Being an army of occupiers, the U.S. authority was highly motivated to unquestioningly accept any data that minimized the human toll of the bombings. Thus, under the influence of the U.S. Department of Defense, that flawed data became the benchmark for future radiation pathology theory, and it was joined by the atomic power production industry once “Atoms For Peace” began a reclamation of the reputation for nuclear energy.
In the wake of the Chernobyl catastrophe, Soviet authorities were aided in their own attempts to minimize the public relations damage from the Chernobyl meltdown by the weakness of data from Japan’s experience suffering atomic bomb attacks at Hiroshima and Nagasaki. According to evidence uncovered and testimony by scientists involved in evaluating the human toll from the Chernobyl disaster, it is clear that the Soviets suppressed information about the true magnitude of the human toll.

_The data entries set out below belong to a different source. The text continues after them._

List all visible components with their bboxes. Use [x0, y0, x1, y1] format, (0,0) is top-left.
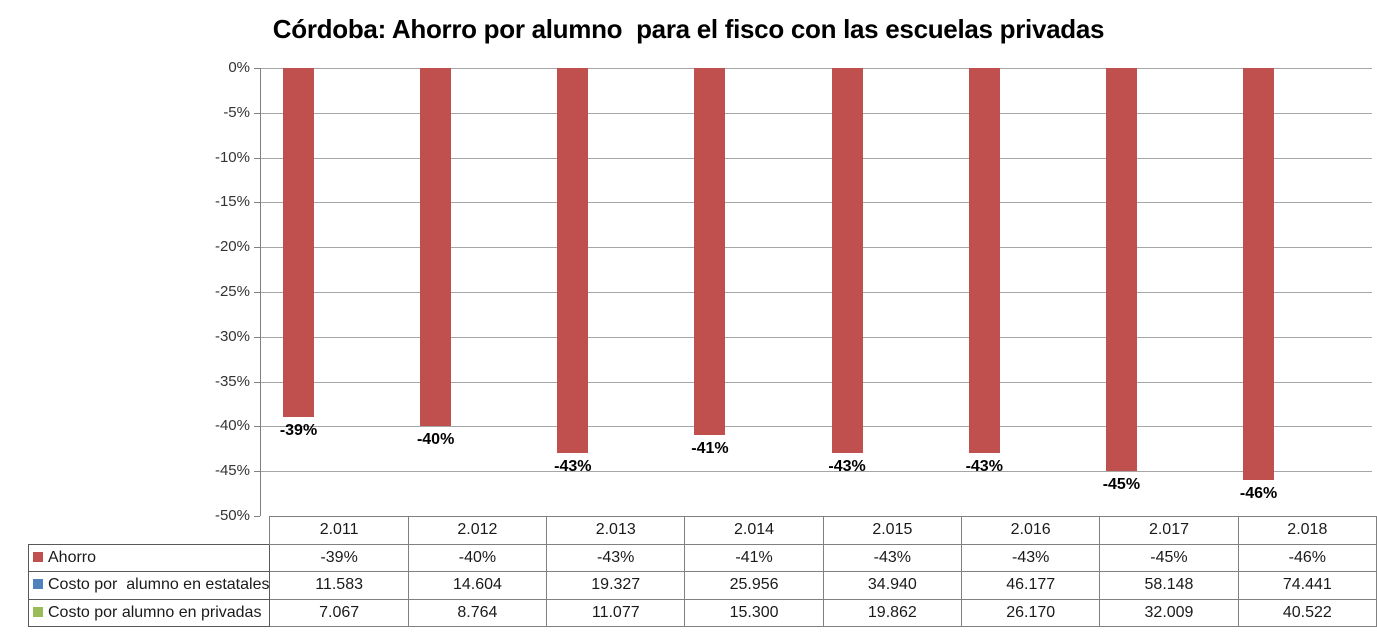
value-cell: -43% [822, 543, 963, 572]
gridline [260, 68, 1372, 69]
year-cell: 2.015 [822, 516, 963, 545]
bar-value-label: -43% [554, 458, 592, 476]
bar-value-label: -41% [691, 440, 729, 458]
table-row-series: Ahorro -39% -40% -43% -41% -43% -43% -45% -46% [27, 543, 1377, 572]
bar-2.016 [968, 68, 1000, 454]
gridline [260, 292, 1372, 293]
value-cell: 58.148 [1099, 571, 1239, 600]
bar-2.018 [1243, 68, 1275, 481]
year-cell: 2.016 [961, 516, 1101, 545]
y-axis-tick [254, 157, 260, 159]
y-axis-label: -25% [214, 283, 250, 300]
gridline [260, 426, 1372, 428]
bar-2.014 [694, 68, 726, 436]
y-axis-tick [254, 336, 260, 338]
y-axis-label: -40% [214, 417, 250, 435]
y-axis-tick [254, 471, 260, 473]
bar-value-label: -46% [1239, 485, 1278, 503]
y-axis-tick [254, 292, 260, 293]
y-axis-label: -30% [214, 327, 250, 345]
value-cell: -45% [1099, 543, 1239, 572]
series-legend-cell: Ahorro [27, 543, 271, 572]
year-cell: 2.018 [1237, 516, 1377, 545]
series-legend-cell: Costo por alumno en privadas [27, 598, 271, 627]
value-cell: 40.522 [1237, 598, 1377, 627]
y-axis-tick [254, 516, 260, 517]
value-cell: 8.764 [407, 598, 548, 627]
y-axis-label: -10% [214, 148, 250, 166]
y-axis-label: -20% [214, 238, 250, 256]
gridline [260, 381, 1372, 383]
year-cell: 2.014 [684, 516, 824, 545]
series-name-label: Costo por alumno en privadas [48, 603, 262, 621]
y-axis-line [260, 68, 261, 516]
bar-2.015 [831, 68, 863, 454]
year-cell: 2.012 [407, 516, 548, 545]
value-cell: 19.327 [546, 571, 686, 600]
gridline [260, 336, 1372, 338]
table-row-years: 2.011 2.012 2.013 2.014 2.015 2.016 2.017 2.018 [29, 516, 1377, 545]
y-axis-tick [254, 247, 260, 249]
value-cell: 11.583 [269, 571, 409, 600]
bar-2.012 [420, 68, 452, 427]
gridline [260, 157, 1372, 159]
bar-2.013 [557, 68, 589, 454]
bar-value-label: -43% [828, 458, 866, 476]
value-cell: 19.862 [822, 598, 963, 627]
value-cell: 14.604 [407, 571, 548, 600]
y-axis-tick [254, 202, 260, 204]
data-table: 2.011 2.012 2.013 2.014 2.015 2.016 2.017 2.018… [27, 516, 1377, 627]
chart-title: Córdoba: Ahorro por alumno para el fisco… [272, 14, 1105, 44]
year-cell: 2.011 [269, 516, 409, 545]
value-cell: 34.940 [822, 571, 963, 600]
series-legend-cell: Costo por alumno en estatales [27, 571, 271, 600]
gridline [260, 471, 1372, 473]
table-row-series: Costo por alumno en estatales 11.583 14.60… [27, 571, 1377, 600]
y-axis-label: -15% [214, 193, 250, 211]
gridline [260, 112, 1372, 114]
bar-value-label: -45% [1102, 476, 1141, 494]
value-cell: -46% [1237, 543, 1377, 572]
table-row-series: Costo por alumno en privadas 7.067 8.764 11… [27, 598, 1377, 627]
year-cell: 2.017 [1099, 516, 1239, 545]
y-axis-tick [254, 381, 260, 383]
value-cell: 46.177 [961, 571, 1101, 600]
value-cell: 11.077 [546, 598, 686, 627]
value-cell: -41% [684, 543, 824, 572]
series-name-label: Costo por alumno en estatales [48, 576, 270, 594]
value-cell: -43% [546, 543, 686, 572]
value-cell: -39% [269, 543, 409, 572]
gridline [260, 247, 1372, 249]
y-axis-label: 0% [228, 59, 250, 76]
y-axis-label: -5% [223, 103, 250, 121]
bar-value-label: -43% [965, 458, 1003, 476]
y-axis-label: -50% [214, 507, 250, 524]
table-corner-blank [29, 517, 270, 545]
legend-marker-icon [33, 606, 43, 617]
value-cell: -40% [407, 543, 548, 572]
y-axis-tick [254, 112, 260, 114]
value-cell: 26.170 [961, 598, 1101, 627]
y-axis-tick [254, 68, 260, 69]
y-axis-label: -45% [214, 462, 250, 480]
bar-2.017 [1105, 68, 1137, 472]
gridline [260, 202, 1372, 204]
series-name-label: Ahorro [48, 548, 97, 566]
value-cell: -43% [961, 543, 1101, 572]
legend-marker-icon [33, 579, 43, 590]
value-cell: 32.009 [1099, 598, 1239, 627]
year-cell: 2.013 [546, 516, 686, 545]
bar-2.011 [283, 68, 314, 418]
value-cell: 7.067 [269, 598, 409, 627]
value-cell: 15.300 [684, 598, 824, 627]
legend-marker-icon [33, 551, 43, 562]
bar-value-label: -40% [416, 431, 455, 449]
value-cell: 74.441 [1237, 571, 1377, 600]
y-axis-tick [254, 426, 260, 428]
y-axis-label: -35% [214, 372, 250, 390]
bar-value-label: -39% [279, 422, 318, 440]
value-cell: 25.956 [684, 571, 824, 600]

Now, the legacy of flawed radiation exposure data has entered its third generation, as new cases of thyroid cancer have brought the known total from the Fukushima meltdowns to 131 cases, at present count. The Japanese government, again reflecting its official bias in favor of nuclear power production, dispute the relationship to the meltdowns of three Fukushima Daiichi atomic power reactors for the marked uptick in thyroid cancers among young children; and it cites the flawed Chernobyl data showing negligible thyroid cancers as evidence. Aiding and abetting this narrative is the fact that, since the nuclear bombings in 1945, disease related to radiation exposure has carried a particular stigma in Japan, causing many affected individuals to deny that radiation might have anything to do with their afflictions or illness.
How did this this cultural stigma come into being? One is tempted to suspect that the Japanese government may be deliberately encouraging its adoption and perpetuation, as it has certainly served its financial interests as well as its desire to have and control nuclear weapons.
If we fail to scrutinize not just the data as presented, but the interests behind that data, we lend ourselves to the most cynical of corporate and government proliferation agendas.
We glimpse a hopeful future in the flight of Solar Impulse, where innovation will inevitably lead to better energy storage options and truly clean energy technology that will transform our world. However, it is clear that we also must be ever vigilant against the real manipulation of scientific fact in the service of corporate greed.